After she had peed, she washed her hands, looking more closely at her reflection now that her eyes had adjusted to the bright light. She wondered how much she looked like Catherine. People used to remark about it, back when she was a girl and they went everywhere together. But compared to the girl in her dream, Heather thought her own countenance was entirely different.

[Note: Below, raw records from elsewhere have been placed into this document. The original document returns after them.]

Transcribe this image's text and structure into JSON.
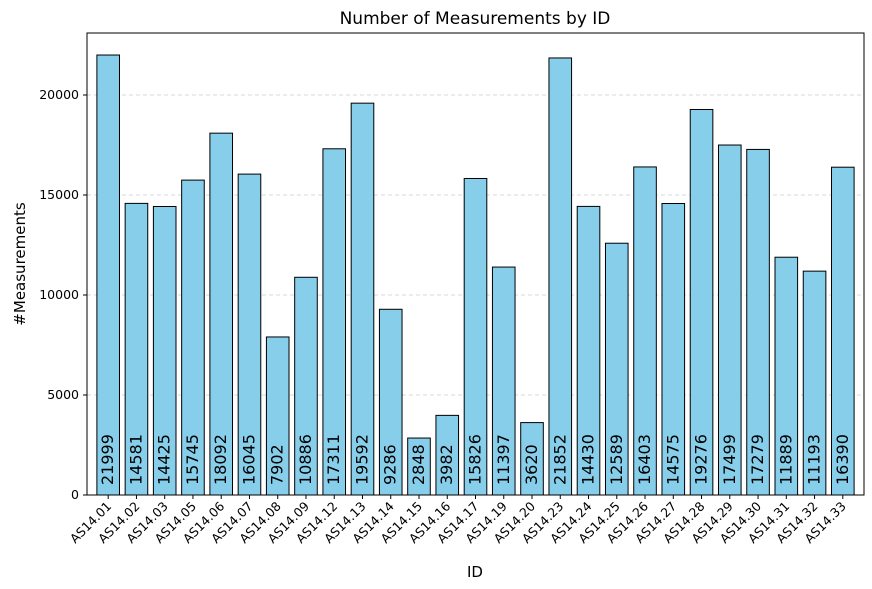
{
  "chart_data": {
    "type": "bar",
    "title": "Number of Measurements by ID",
    "xlabel": "ID",
    "ylabel": "#Measurements",
    "categories": [
      "AS14.01",
      "AS14.02",
      "AS14.03",
      "AS14.05",
      "AS14.06",
      "AS14.07",
      "AS14.08",
      "AS14.09",
      "AS14.12",
      "AS14.13",
      "AS14.14",
      "AS14.15",
      "AS14.16",
      "AS14.17",
      "AS14.19",
      "AS14.20",
      "AS14.23",
      "AS14.24",
      "AS14.25",
      "AS14.26",
      "AS14.27",
      "AS14.28",
      "AS14.29",
      "AS14.30",
      "AS14.31",
      "AS14.32",
      "AS14.33"
    ],
    "values": [
      21999,
      14581,
      14425,
      15745,
      18092,
      16045,
      7902,
      10886,
      17311,
      19592,
      9286,
      2848,
      3982,
      15826,
      11397,
      3620,
      21852,
      14430,
      12589,
      16403,
      14575,
      19276,
      17499,
      17279,
      11889,
      11193,
      16390
    ],
    "bar_labels": [
      "21999",
      "14581",
      "14425",
      "15745",
      "18092",
      "16045",
      "7902",
      "10886",
      "17311",
      "19592",
      "9286",
      "2848",
      "3982",
      "15826",
      "11397",
      "3620",
      "21852",
      "14430",
      "12589",
      "16403",
      "14575",
      "19276",
      "17499",
      "17279",
      "11889",
      "11193",
      "16390"
    ],
    "ylim": [
      0,
      23100
    ],
    "yticks": [
      0,
      5000,
      10000,
      15000,
      20000
    ],
    "ytick_labels": [
      "0",
      "5000",
      "10000",
      "15000",
      "20000"
    ],
    "grid": "y-dashed",
    "bar_color": "#87CEEB",
    "bar_edge_color": "#000000",
    "grid_color": "#cccccc"
  }
}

Yes, she was more than a decade older than the Catherine who had appeared in her dream. But age discrepancy notwithstanding, she was also taller, she was paler, and her hair had a significant tinge of red, thanks to her father’s contribution to the messy pot. She was, she thought, a little bit prettier than her mother had been. Her eyes were green and people complimented her on them. But she was, she already knew from experience, woefully less appealing. The mysteries of attraction and chemistry still eluded her, after all these years, and she felt a sudden, black surge of envy toward the woman who had done what Heather had to assume was the best she could to raise her.
She pulled her hands out of the stream of water suddenly; steam rose around her as she cursed and turned the hot faucet handle off. She had turned it on by itself to speed the water, but now she had bright red, tingling hands thanks to her reverie.
“Sleep,” she told herself in the mirror. And she trudged back to bed, switching off lights as she went, shaking her head in irritation at her absentmindedness and the host of other issues she knew she was trying in vain to ignore. Maybe she’d have to consider returning to Dr. Hillman’s dingy, depressing office soon, after all.